The Sample Superstore dataset is used to analyze retail sales performance, profitability, customer segments, regional performance, shipping methods, product categories, and the impact of discounts on profit. This project uses R and the ggplot2 package to create visualizations that help identify important business trends and support better decision-making.
The analysis was performed using R, ggplot2, dplyr, and plotly on the Sample Superstore dataset.
The dataset contains 9,994 observations and 21 variables covering retail transactions from 2014 to 2017 across four regions of the United States.
Key variables include:
The Technology category generated the highest total sales, followed by Furniture and Office Supplies. This indicates that technology products contribute the largest share of revenue in the Sample Superstore dataset. The visualization helps identify which product categories are the strongest revenue drivers and can assist managers in making inventory and marketing decisions.
The Technology category generated the highest overall profit, indicating that it is the most profitable product category. Office Supplies also contributed positively, while Furniture earned comparatively lower profit. This visualization helps identify the product categories that contribute the most to business profitability and supports strategic business decisions.
The chart compares total profit across the four regions. Regions with higher bars contribute more to overall profitability, while regions with lower bars may require improvement in sales strategies or cost management. This visualization helps managers identify the most and least profitable regions for better business planning.
The Consumer segment generated the highest total sales, followed by Corporate and Home Office. This indicates that Consumer customers contribute the largest share of revenue. The chart helps managers understand customer purchasing patterns and focus marketing strategies on the most valuable customer segments.
The line chart illustrates how total sales changed from month to month during the study period. Peaks represent months with stronger sales, while dips indicate lower sales activity. This trend analysis helps identify seasonal patterns and supports better sales forecasting and planning.
This chart identifies the ten products with the highest total sales. These products are the strongest contributors to revenue and may require priority in inventory management and marketing. Understanding top-performing products helps improve business planning and customer satisfaction.
Standard Class generated the highest total sales, followed by Second Class, First Class, and Same Day.
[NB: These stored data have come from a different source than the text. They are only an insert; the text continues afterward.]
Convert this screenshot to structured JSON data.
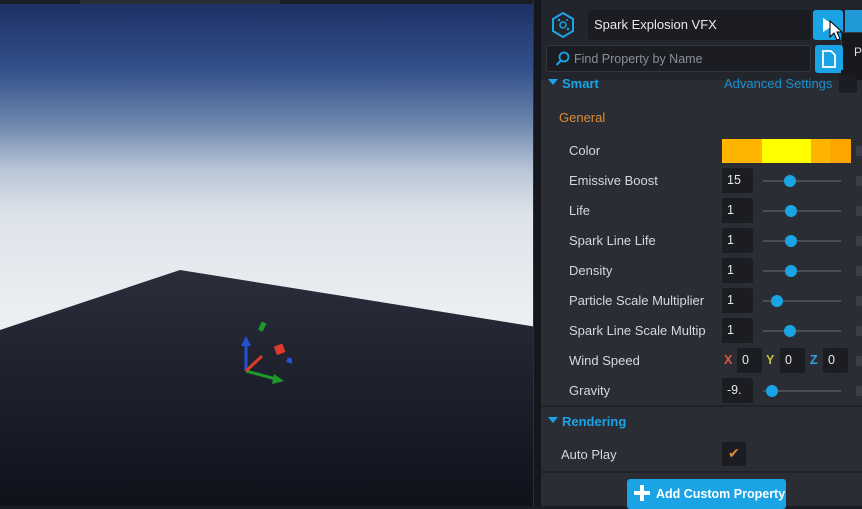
{
  "panel": {
    "title": "Spark Explosion VFX",
    "tooltip_text": "P",
    "search_placeholder": "Find Property by Name",
    "sections": {
      "smart": "Smart",
      "advanced_settings": "Advanced Settings",
      "general": "General",
      "rendering": "Rendering"
    },
    "properties": {
      "color": {
        "label": "Color",
        "swatches": [
          "#ffb400",
          "#ffff00",
          "#ffb400",
          "#ffa500"
        ]
      },
      "emissive_boost": {
        "label": "Emissive Boost",
        "value": "15",
        "slider": 0.35
      },
      "life": {
        "label": "Life",
        "value": "1",
        "slider": 0.36
      },
      "spark_line_life": {
        "label": "Spark Line Life",
        "value": "1",
        "slider": 0.36
      },
      "density": {
        "label": "Density",
        "value": "1",
        "slider": 0.36
      },
      "particle_scale": {
        "label": "Particle Scale Multiplier",
        "value": "1",
        "slider": 0.18
      },
      "spark_line_scale": {
        "label": "Spark Line Scale Multip",
        "value": "1",
        "slider": 0.34
      },
      "wind_speed": {
        "label": "Wind Speed",
        "x_label": "X",
        "x": "0",
        "y_label": "Y",
        "y": "0",
        "z_label": "Z",
        "z": "0"
      },
      "gravity": {
        "label": "Gravity",
        "value": "-9.",
        "slider": 0.12
      }
    },
    "auto_play": {
      "label": "Auto Play",
      "checked_glyph": "✔"
    },
    "add_button": "Add Custom Property"
  },
  "colors": {
    "accent": "#1aa4e6",
    "orange": "#e08a34",
    "axis_x": "#e0553a",
    "axis_y": "#c7c23a",
    "axis_z": "#2fa3e0"
  },
  "icons": [
    "vfx-logo-icon",
    "play-icon",
    "cursor-icon",
    "search-icon",
    "document-icon",
    "triangle-down-icon",
    "checkmark-icon",
    "plus-icon",
    "transform-gizmo-icon"
  ]
}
This indicates that customers most frequently preferred the Standard Class shipping option. Understanding shipping preferences helps businesses optimize logistics and improve customer service.
The scatter plot shows the relationship between discounts and profit across product categories. Higher discounts are generally associated with lower profits and, in some cases, financial losses. Lower discounts tend to produce higher and more consistent profits. This analysis helps managers balance promotional discounts with profitability.
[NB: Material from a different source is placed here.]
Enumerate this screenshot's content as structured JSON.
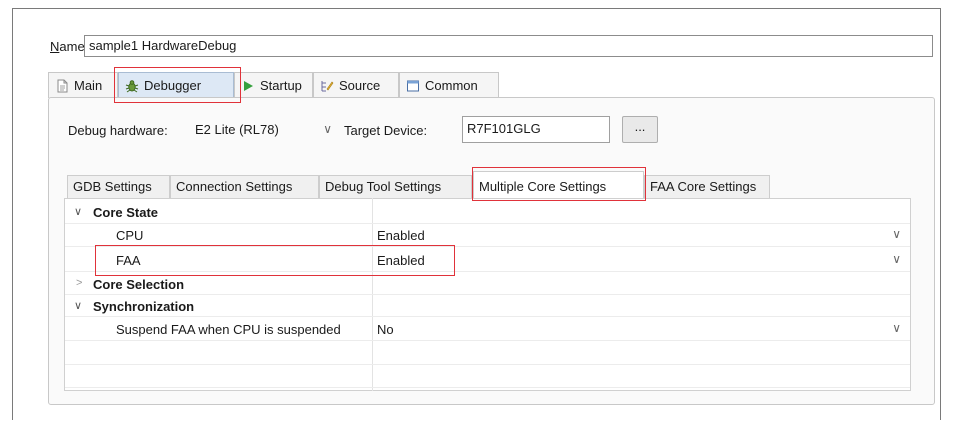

The interactive scatter plot illustrates the relationship between sales and profit across different product categories. Users can explore individual data points to understand patterns in product performance and profitability.
This project analyzed the Sample Superstore dataset to identify key sales and profitability trends. Technology products generated the highest sales and profits, the West region was the most profitable, Consumer customers contributed the largest share of sales, and Standard Class was the most commonly used shipping method. The analysis also showed that higher discounts generally reduced profitability. These insights can help managers improve inventory planning, pricing strategies, and overall business performance.